Sociologists explore 'emotional labor' of black professionals in the workplace

BOSTON — Black professionals make extra efforts in the workplace to fulfill what they believe are the expectations of their white colleagues, according to research to be presented today at the annual meeting of the American Sociological Association (ASA).

Sociologists Marlese Durr of Wright State University and her co-author Adia Harvey Wingfield of Georgia State University argue that black professionals engage in two types of "emotional performance" in the workplace: General etiquette and racialized emotion maintenance.

"Our analysis of these aspects of workplace behavior reveals that women and men co-mingle etiquette and emotion maintenance to be accepted in the workplace and to fit white expectations," said Durr. "This emotional overtime in the workplace strengthens race/ethnic group solidarity."

Whether it's stressful, inauthentic or downright draining, Durr claims that emotional labor is "a crucial part of black women's self-presentation in work and social public spaces." These efforts to fit in can, in effect, make African American women feel isolated, alienated, and frustrated.

Durr and Wingfield illustrate emotional labor as performance with a quote from an African American woman who says of her workplace peers, "They…are careful to remember…'that's not professional. Remember they got the s[hit] that'll get you bit! Keep your Negro in check! Don't let it jump up and show anger, disapproval, or difference of opinion. They have to like you and think that you are as close to them as possible in thought, ideas, dress and behavior.'"

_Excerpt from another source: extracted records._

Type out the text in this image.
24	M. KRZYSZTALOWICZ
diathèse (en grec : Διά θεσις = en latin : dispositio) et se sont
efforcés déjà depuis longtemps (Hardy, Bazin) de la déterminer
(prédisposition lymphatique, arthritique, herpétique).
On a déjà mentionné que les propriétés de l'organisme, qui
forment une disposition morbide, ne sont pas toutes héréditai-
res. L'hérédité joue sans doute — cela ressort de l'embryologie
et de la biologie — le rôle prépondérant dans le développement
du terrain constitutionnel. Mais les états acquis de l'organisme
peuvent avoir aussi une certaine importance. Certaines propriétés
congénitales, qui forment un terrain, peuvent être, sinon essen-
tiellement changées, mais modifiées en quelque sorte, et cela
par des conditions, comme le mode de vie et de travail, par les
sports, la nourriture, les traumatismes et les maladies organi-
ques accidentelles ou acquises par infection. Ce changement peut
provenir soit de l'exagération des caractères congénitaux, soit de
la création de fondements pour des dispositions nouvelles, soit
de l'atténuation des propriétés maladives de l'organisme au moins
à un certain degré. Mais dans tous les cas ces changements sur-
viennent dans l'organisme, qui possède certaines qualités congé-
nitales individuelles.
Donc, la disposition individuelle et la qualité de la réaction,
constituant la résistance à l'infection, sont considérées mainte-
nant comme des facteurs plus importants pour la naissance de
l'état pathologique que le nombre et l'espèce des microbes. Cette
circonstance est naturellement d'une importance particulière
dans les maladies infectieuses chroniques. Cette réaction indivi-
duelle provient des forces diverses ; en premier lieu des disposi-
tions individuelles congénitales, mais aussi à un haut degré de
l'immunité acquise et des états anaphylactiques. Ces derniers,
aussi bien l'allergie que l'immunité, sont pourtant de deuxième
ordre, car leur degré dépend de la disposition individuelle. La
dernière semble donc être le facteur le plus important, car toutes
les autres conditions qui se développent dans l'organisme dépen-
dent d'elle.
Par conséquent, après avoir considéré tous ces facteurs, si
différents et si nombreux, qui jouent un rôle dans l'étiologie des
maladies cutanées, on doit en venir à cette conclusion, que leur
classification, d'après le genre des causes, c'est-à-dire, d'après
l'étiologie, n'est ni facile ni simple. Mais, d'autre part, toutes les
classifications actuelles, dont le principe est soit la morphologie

Marlese Durr, PhD, is an associate professor of sociology at Wright State University, in Dayton, Ohio, where she has taught for 14 years. Durr's research focuses on the area of organizations, work and occupations, and race and gender. She received her PhD in 1993 from the University at Albany, State University of New York, and is the author of The New Politics of Race: From Du Bois to the 21st Century (Praeger Press, 2002) and Work and Family, African Americans in the Lives of African Americans with Shirley A. Hill (Rowman & Litttlefield, 2006).

Adia Harvey Wingfield is assistant professor of sociology at Georgia State University in Atlanta, where she has taught for two years. Her research focuses on the ways race, gender and class intersect to affect various groups in different occupations and workplaces. She received her PhD in 2004 from The Johns Hopkins University, and is the author of Doing Business with Beauty: Black Women, Hair Salons, and the Racial Enclave Economy (Rowman & Littlefield, 2008), a study of working-class black women entrepreneurs.